Mientras industria, consumo y servicios básicos siguen en retroceso, los sectores exportadores sostienen los únicos números positivos. El Gobierno pierde su relato de “recuperación histórica” y crecen las dudas sobre el 2026.
La economía argentina volvió a mostrar su cara más dura. Tras el espejismo de enero, febrero confirmó que la crisis está lejos de frenarse: la actividad cayó 2,9% interanual, según el Índice General de Actividad elaborado por Orlando J. Ferreres & Asociados. También retrocedió 0,5% desestacionalizado frente a enero, dejando un primer bimestre con una baja acumulada del 1,9%.
El dato no es menor: llega apenas semanas después de que el ministro Luis Caputo celebrara un supuesto “récord histórico” de crecimiento. La nueva contracción pone en crisis la narrativa oficial y abre un interrogante urgente: ¿es posible cumplir la meta de crecimiento 2026 con un país que se sigue achicando?
Los sectores que caen y los que empujan
El informe muestra una economía partida.

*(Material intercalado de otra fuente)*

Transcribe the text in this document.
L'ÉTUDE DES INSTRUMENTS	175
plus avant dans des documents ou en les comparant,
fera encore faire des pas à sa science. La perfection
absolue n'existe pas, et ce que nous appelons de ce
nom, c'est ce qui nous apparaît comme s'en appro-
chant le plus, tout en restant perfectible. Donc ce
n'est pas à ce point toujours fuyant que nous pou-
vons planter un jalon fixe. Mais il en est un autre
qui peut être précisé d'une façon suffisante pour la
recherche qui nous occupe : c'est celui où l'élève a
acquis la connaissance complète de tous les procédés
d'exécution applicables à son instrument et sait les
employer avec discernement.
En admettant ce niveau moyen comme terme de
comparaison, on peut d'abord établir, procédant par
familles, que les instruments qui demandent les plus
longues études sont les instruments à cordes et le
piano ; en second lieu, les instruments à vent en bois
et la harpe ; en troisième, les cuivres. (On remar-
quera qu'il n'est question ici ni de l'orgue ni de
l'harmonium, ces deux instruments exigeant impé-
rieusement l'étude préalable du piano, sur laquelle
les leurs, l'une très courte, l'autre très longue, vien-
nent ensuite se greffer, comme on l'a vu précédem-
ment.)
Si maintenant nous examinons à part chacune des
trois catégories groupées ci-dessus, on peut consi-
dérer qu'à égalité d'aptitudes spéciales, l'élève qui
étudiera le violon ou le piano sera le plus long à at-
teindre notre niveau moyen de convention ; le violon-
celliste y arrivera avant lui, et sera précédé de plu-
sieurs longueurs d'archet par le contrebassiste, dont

Por un lado, los motores internos —los que impactan directo en el bolsillo de la gente— siguen hundidos:
- Industria manufacturera: –7,9% interanual, con desplomes en maquinaria, equipos y alimentos.
- Comercio mayorista y minorista: –6,9%, golpeado por la caída feroz del consumo.
- Electricidad, Gas y Agua: –5,6%, reflejando menor actividad productiva y menor demanda hogareña.
- Administración pública: nueva baja en el marco del ajuste fiscal.
La señal es clara: el mercado interno está en terapia, y no aparece un plan para reactivarlo.
En el otro extremo, los sectores exportadores vuelven a ser el salvavidas que sostiene las estadísticas:
- Minas y Canteras: +12,6%, impulsado por Vaca Muerta.
- Sector agropecuario: +6,7% gracias a la cosecha, aunque con caída ganadera.
- Intermediación financiera: +8,8%, uno de los pocos rubros que disfruta del modelo actual.
Una recuperación que no llega
La foto es de una Argentina de dos velocidades:
la de los que exportan y siguen creciendo, y la de los que viven del mercado interno y no logran frenar la caída.
El gobierno celebra brotes verdes que, en la práctica, solo aparecen en segmentos vinculados al dólar y a la producción primaria. Mientras tanto, industria, comercio y servicios básicos —los que definen el empleo, el consumo y la vida cotidiana— siguen a la baja.
La “recuperación histórica” de Caputo se desarma en tiempo real.
Y febrero deja una alerta que ya nadie puede ignorar:
si la economía no prende sus motores internos, 2026 podría ser otro año perdido para la mayoría de los argentinos.